1. Definition of thermal conductivity of insulation bricks
1.1 What is thermal conductivity?
Thermal conductivity refers to the energy transferred through an area of 1m2 in 1s when the temperature difference between the two surfaces of a 1m thick material is 1k under stable heat transfer conditions. The unit is W/(m*k). It reflects the ability of a material to conduct energy. The smaller the thermal conductivity, the better the thermal insulation performance of the material.
1.2 Factors affecting thermal conductivity of insulation bricks
1.1.1 Material composition and structural composition. The type and proportion of raw materials and the internal pore structure of insulation bricks have a significant impact on thermal conductivity.
1.1.2 Temperature. Generally speaking, as the temperature rises, the molecular thermal motion inside the insulation bricks becomes intense and the thermal conductivity increases significantly.

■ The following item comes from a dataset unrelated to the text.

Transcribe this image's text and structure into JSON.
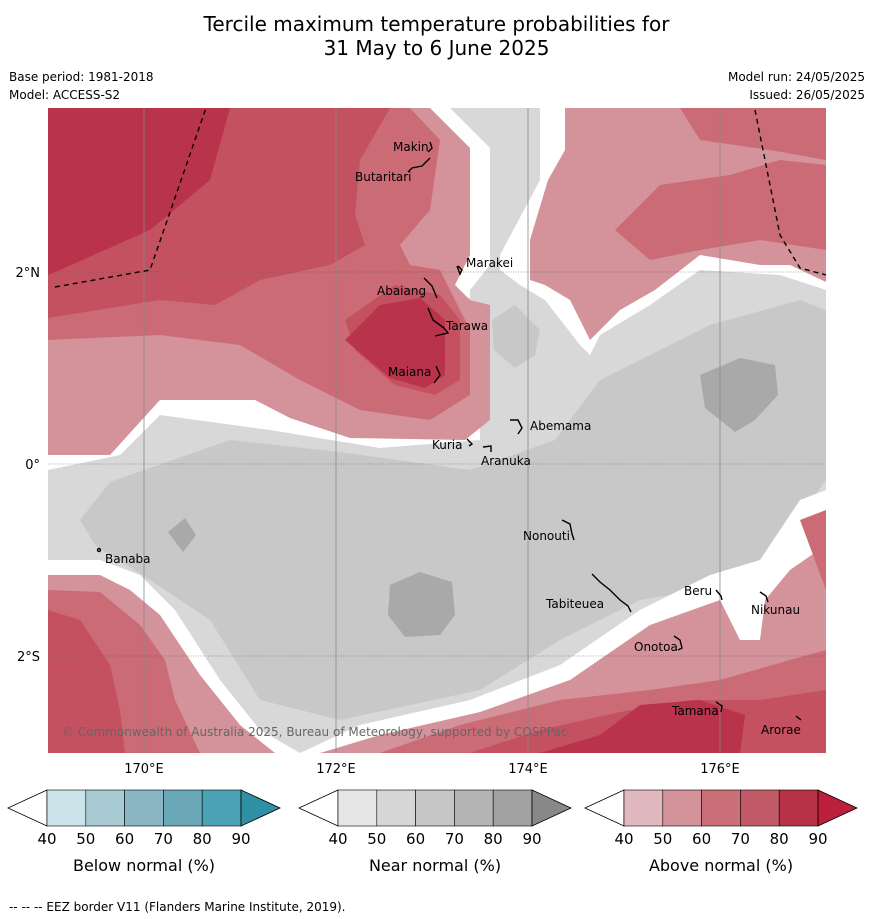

1.1.3 Humidity. The intrusion of moisture will fill the gaps inside the insulation bricks. The thermal conductivity of water is much higher than that of air, and the thermal conductivity of the thermal insulation bricks will increase.
2. Experimental steps
2.1 Preparation before testing
Sample preparation: We selected an insulation brick with a smooth surface and a specification of not less than 100mm*100mm*10mm for testing.
2.2 Measurement method
This experiment used the transient heat source method, which is a measurement method that determines the thermal conductivity by measuring the temperature change when the material is heated or cooled instantly.

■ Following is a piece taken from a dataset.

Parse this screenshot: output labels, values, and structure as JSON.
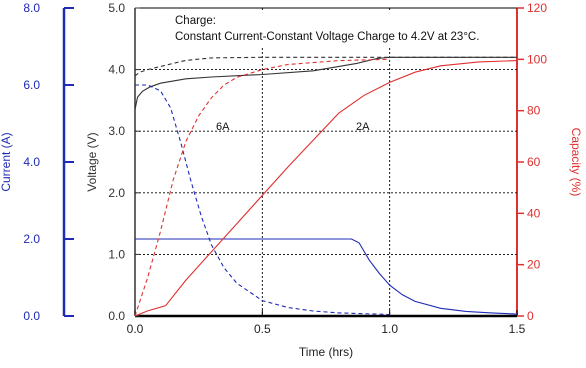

2.3 Experimental equipment
TCM-S thermal conductivity tester (produced by Xiangyi Instruments Xiangtan Limited).
2.4 Experimental procedures
2.4.1 Equipment calibration: Before the experiment begins, the thermal conductivity meter needs to be calibrated to ensure the accuracy of the test results. The calibration step includes coefficient calibration to ensure that the instrument can stably and accurately record data during the test.
2.4.2 Place the sample between the upper and lower clamps (as shown in the figure below) and adjust the required parameters according to the operating instructions, such as time (160), probe, power, and reference.
2.5 Experimental analysis
Indoor temperature fluctuates, and as the temperature rises, the thermal conductivity will increase significantly. The difference in pore size. Normally, the porosity of insulation bricks is high, and the thermal conductivity coefficient of small pore size tests will be low. When humidity increases, the thermal conductivity of insulation bricks will also increase significantly.

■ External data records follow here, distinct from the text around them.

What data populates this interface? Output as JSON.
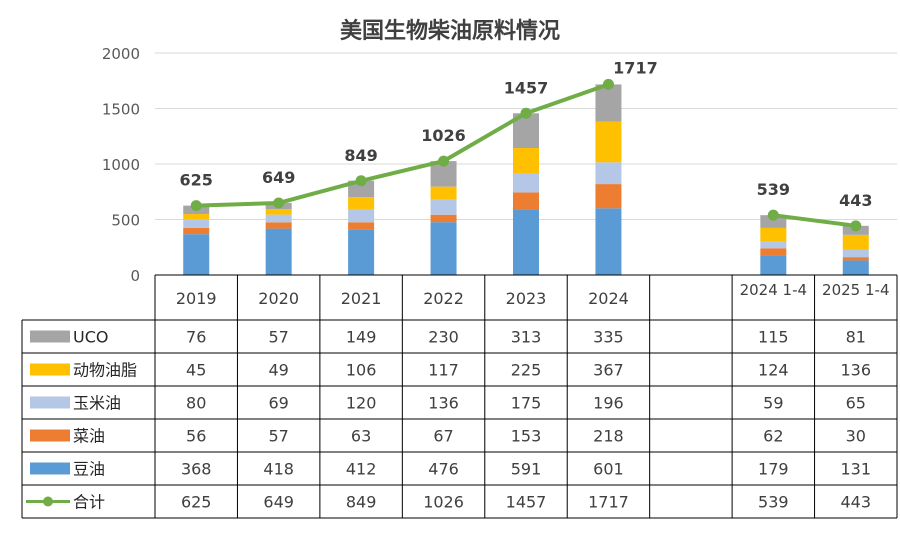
{
  "chart_data": {
    "type": "bar",
    "title": "美国生物柴油原料情况",
    "categories": [
      "2019",
      "2020",
      "2021",
      "2022",
      "2023",
      "2024",
      "",
      "2024 1-4",
      "2025 1-4"
    ],
    "ylim": [
      0,
      2000
    ],
    "yticks": [
      "0",
      "500",
      "1000",
      "1500",
      "2000"
    ],
    "grid": true,
    "legend_position": "table-left",
    "series": [
      {
        "name": "豆油",
        "kind": "bar",
        "color": "#5b9bd5",
        "values": [
          368,
          418,
          412,
          476,
          591,
          601,
          null,
          179,
          131
        ]
      },
      {
        "name": "菜油",
        "kind": "bar",
        "color": "#ed7d31",
        "values": [
          56,
          57,
          63,
          67,
          153,
          218,
          null,
          62,
          30
        ]
      },
      {
        "name": "玉米油",
        "kind": "bar",
        "color": "#b4c7e7",
        "values": [
          80,
          69,
          120,
          136,
          175,
          196,
          null,
          59,
          65
        ]
      },
      {
        "name": "动物油脂",
        "kind": "bar",
        "color": "#ffc000",
        "values": [
          45,
          49,
          106,
          117,
          225,
          367,
          null,
          124,
          136
        ]
      },
      {
        "name": "UCO",
        "kind": "bar",
        "color": "#a5a5a5",
        "values": [
          76,
          57,
          149,
          230,
          313,
          335,
          null,
          115,
          81
        ]
      },
      {
        "name": "合计",
        "kind": "line",
        "color": "#70ad47",
        "values": [
          625,
          649,
          849,
          1026,
          1457,
          1717,
          null,
          539,
          443
        ]
      }
    ],
    "table_row_order": [
      "UCO",
      "动物油脂",
      "玉米油",
      "菜油",
      "豆油",
      "合计"
    ],
    "total_labels": [
      "625",
      "649",
      "849",
      "1026",
      "1457",
      "1717",
      "",
      "539",
      "443"
    ]
  }
}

2.6 Experimental Conclusion
The thermal conductivity of insulation bricks is a key indicator to measure their thermal insulation performance. The lower the thermal conductivity, the better the thermal insulation performance. By accurately measuring the thermal conductivity of insulation bricks with a thermal conductivity meter, we can intuitively understand the quality of its insulation performance, thereby judging whether the insulation bricks meet the relevant quality standards and requirements, providing an important basis for engineering material selection.